Better late than never, they say.
Thirty-five years after the General Services Administration was formed by an act of Congress and given the task of managing the nation's federal office buildings, its bureaucrats have decided to develop a system to determine if those buildings are money makers or money losers.
By the end of fiscal 1985, all government-owned and federally leased office buildings in GSA's inventory will have two-page "income and expense analysis" statements comparing revenue from the federal-agency occupants with the cost of running the building.
The statements will give GSA building managers and supervisors essential data such as how much rent is collected from tenant agencies and how much it costs to clean, fuel, maintain and repair the building.
The data will be broken down into in-house and contract costs and a cost-per-square-foot figure, giving the reader a quick comparison with any other building in the agency.
"This represents a simple and common-sense approach," said GSA Public Buildings Commissioner Lester L. Mitchell in written comments that were prepared for The Washington Post.
"For each building, the cost of every PBS Public Buildings Service program is pulled together in a single report. When used with PBS' other new management efforts, this will assure efficient operations and enough revenue to protect and perpetuate our nation's investment in real estate."
Government-owned buildings "earn" GSA money under a 1973 law that requires all agencies to pay for the space they use, at an estimated fair-market value. The money is commingled with revenue from agencies paying for space in leased buildings.
In leased buildings, GSA may be paying a landlord $10 a square foot for office space under a long-term lease but charging an agency $20 a square foot, because the appraised fair-market value of that space has gone up over the years.
All revenue becomes part of the Federal Building Fund, which is used to pay for rent, cleaning, maintenance, heating and cooling.
In addition, the funds are used -- with congressional approval -- for repair and alteration work and for new construction.

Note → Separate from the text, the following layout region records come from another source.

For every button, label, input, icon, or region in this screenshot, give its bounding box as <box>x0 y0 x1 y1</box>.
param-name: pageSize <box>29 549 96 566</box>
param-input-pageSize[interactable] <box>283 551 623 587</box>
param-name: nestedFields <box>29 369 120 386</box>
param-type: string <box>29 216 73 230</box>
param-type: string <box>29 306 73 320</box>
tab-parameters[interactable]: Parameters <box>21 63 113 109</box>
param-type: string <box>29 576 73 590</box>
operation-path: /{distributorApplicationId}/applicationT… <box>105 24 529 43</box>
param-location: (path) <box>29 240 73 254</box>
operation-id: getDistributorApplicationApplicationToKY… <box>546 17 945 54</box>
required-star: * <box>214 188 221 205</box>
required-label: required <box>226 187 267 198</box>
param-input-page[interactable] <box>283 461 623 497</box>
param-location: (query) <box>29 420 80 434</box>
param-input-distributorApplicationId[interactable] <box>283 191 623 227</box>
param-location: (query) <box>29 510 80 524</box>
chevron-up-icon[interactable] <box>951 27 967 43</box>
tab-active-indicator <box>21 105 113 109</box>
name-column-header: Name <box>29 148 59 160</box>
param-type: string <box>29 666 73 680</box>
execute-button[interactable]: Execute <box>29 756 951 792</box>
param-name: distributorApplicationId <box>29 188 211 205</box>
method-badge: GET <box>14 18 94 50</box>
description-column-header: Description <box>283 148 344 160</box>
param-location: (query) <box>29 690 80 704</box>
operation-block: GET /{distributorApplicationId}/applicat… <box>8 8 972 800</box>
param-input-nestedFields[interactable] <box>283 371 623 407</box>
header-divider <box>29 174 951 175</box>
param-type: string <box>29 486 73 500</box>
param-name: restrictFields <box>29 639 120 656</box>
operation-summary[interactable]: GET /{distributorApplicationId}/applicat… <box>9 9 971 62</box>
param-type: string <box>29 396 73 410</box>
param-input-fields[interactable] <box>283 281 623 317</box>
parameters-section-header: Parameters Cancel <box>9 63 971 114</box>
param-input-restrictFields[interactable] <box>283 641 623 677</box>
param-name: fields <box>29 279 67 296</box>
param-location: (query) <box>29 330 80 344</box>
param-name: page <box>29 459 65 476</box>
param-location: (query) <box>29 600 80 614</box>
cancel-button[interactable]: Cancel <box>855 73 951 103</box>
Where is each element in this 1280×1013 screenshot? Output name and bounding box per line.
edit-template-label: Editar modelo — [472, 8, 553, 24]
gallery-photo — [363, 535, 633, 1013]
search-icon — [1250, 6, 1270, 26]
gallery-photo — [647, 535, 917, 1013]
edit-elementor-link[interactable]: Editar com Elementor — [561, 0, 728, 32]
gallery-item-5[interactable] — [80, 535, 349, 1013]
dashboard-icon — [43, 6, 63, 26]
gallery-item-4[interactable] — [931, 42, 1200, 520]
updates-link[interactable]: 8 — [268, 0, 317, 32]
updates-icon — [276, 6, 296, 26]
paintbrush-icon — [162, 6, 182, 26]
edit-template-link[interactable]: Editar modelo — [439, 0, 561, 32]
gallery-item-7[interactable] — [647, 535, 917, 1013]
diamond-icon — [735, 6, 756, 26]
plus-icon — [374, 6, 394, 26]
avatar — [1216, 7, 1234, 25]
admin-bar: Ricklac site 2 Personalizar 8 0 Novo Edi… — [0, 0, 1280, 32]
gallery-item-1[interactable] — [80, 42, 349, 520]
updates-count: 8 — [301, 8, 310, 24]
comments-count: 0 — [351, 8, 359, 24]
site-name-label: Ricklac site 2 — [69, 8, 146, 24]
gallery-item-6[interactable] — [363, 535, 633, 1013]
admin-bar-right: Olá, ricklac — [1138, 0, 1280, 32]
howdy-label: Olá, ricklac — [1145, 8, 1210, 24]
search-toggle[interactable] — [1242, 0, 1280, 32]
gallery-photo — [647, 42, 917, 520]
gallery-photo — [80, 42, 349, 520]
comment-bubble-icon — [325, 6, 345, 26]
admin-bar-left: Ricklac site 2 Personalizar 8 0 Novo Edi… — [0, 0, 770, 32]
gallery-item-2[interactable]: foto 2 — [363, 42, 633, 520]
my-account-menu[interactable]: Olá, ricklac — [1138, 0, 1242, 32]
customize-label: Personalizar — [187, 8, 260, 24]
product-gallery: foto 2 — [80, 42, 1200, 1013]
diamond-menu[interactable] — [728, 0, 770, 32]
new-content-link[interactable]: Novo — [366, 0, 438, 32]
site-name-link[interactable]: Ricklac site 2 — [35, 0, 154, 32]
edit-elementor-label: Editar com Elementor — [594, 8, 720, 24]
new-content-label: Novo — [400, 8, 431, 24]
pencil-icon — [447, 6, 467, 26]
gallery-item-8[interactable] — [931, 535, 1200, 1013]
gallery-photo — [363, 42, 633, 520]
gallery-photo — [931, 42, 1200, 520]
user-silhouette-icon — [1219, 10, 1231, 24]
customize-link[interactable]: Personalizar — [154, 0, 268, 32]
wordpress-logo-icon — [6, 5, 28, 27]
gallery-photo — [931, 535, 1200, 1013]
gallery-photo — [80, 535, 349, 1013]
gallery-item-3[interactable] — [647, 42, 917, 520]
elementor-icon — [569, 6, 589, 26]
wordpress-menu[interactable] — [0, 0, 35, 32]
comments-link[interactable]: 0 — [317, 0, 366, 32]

GSA tested the use of the new "income and expense analysis" statements in 88 buildings over the past year, including nine in the Washington area. Among the findings: In Kansas City, a GSA-run building occupied by the Food and Drug Administration scored high in utility costs compared with other buildings. GSA officials were able to reduce the temperature of heated water from 160 to 140 degrees and reduce heating in a parking garage from the 70s last winter. As a result, GSA officials claim, utility costs were cut by 5 percent. In a Carbondale, Ill., federal building, GSA found that it was not receiving any revenue from parking spaces that were supposed to be revenue earners. As a result, GSA is now collecting $10,000 a year from agencies for the parking lot, helping the building's profitability. In GSA's regional office building in Washington,there were 52,000 square feet of vacant space, which made the building unprofitable because it did not generate any revenue, the statement pointed out. Now, several agencies have been moved into some of the space, and a portion was leased out to the private sector.
Mitchell said that the new approach to financial management "makes it possible, for the first time, to compare revenues and expenses by building and by region. This allows each region to be considered a 'profit center' and analyzed by not only how much it spends but by how much revenue it brings in."
"Our hope is to have a system whereby the people who are closest to the buildings, the buildings' managers, watch the data in the 'income and expense analysis' statements for blips," said Ira Jekowsky, assistant commissioner of PBS for policy and program support. He emphasized, however, that building managers have up to 20 other reports to monitor to make sure costs are kept to a minimum to deliver the services necessary to the tenant agencies.
"What's a crying shame is that the Public Buildings Service has resisted putting this in place for years," said Raymond A. Fontaine, GSA's outspoken comptroller, referring to the agency in the 1970s. "We developed this over here in 1978 . A guy on my staff did it. Then we found ourselves beating our heads up against a brick wall over there for years trying to get it implemented."
The Buildings Service eventually adopted the program in 1982, and now Jekowsky and a Fontaine aide, Larry J. Eisenhart, deputy director of finance, are working jointly to implement it.
The linchpin of the new idea remains the buildings managers, generally employes who have worked their way up the blue collar ranks to managerial positions. GSA officials have complained privately that new developments in technology, including energy savings systems, never were properly explained to buildings managers. In a sense, the new "income and expense analysis" statements are a way to put more facts into their hands.
"It is going to take a lot of training, we realize that, and not all of our buildings managers are going to find it easy to deal with," said GSA's Jekowsky.
"There's always a myth that we cannot incorporate ideas from the private sector into the public sector," said Alex P. Lucus, a senior GSA buildings manager who works in what the agency calls the "Mall" field office. His unit includes such buildings as the headquarters for the Energy, Housing and Urban Development and Health and Human Services departments.
"Tenants always beat us over the head complaining that they pay and pay and pay for services that they never receive," he said. "This will give us a way of making sure that they're not paying too much and a way to show them that they are getting something for their money."
Before the statements were developed, Lucus said, "I never knew what we were paying for certain types of services unless I conducted a research project to find out. It shouldn't be that way."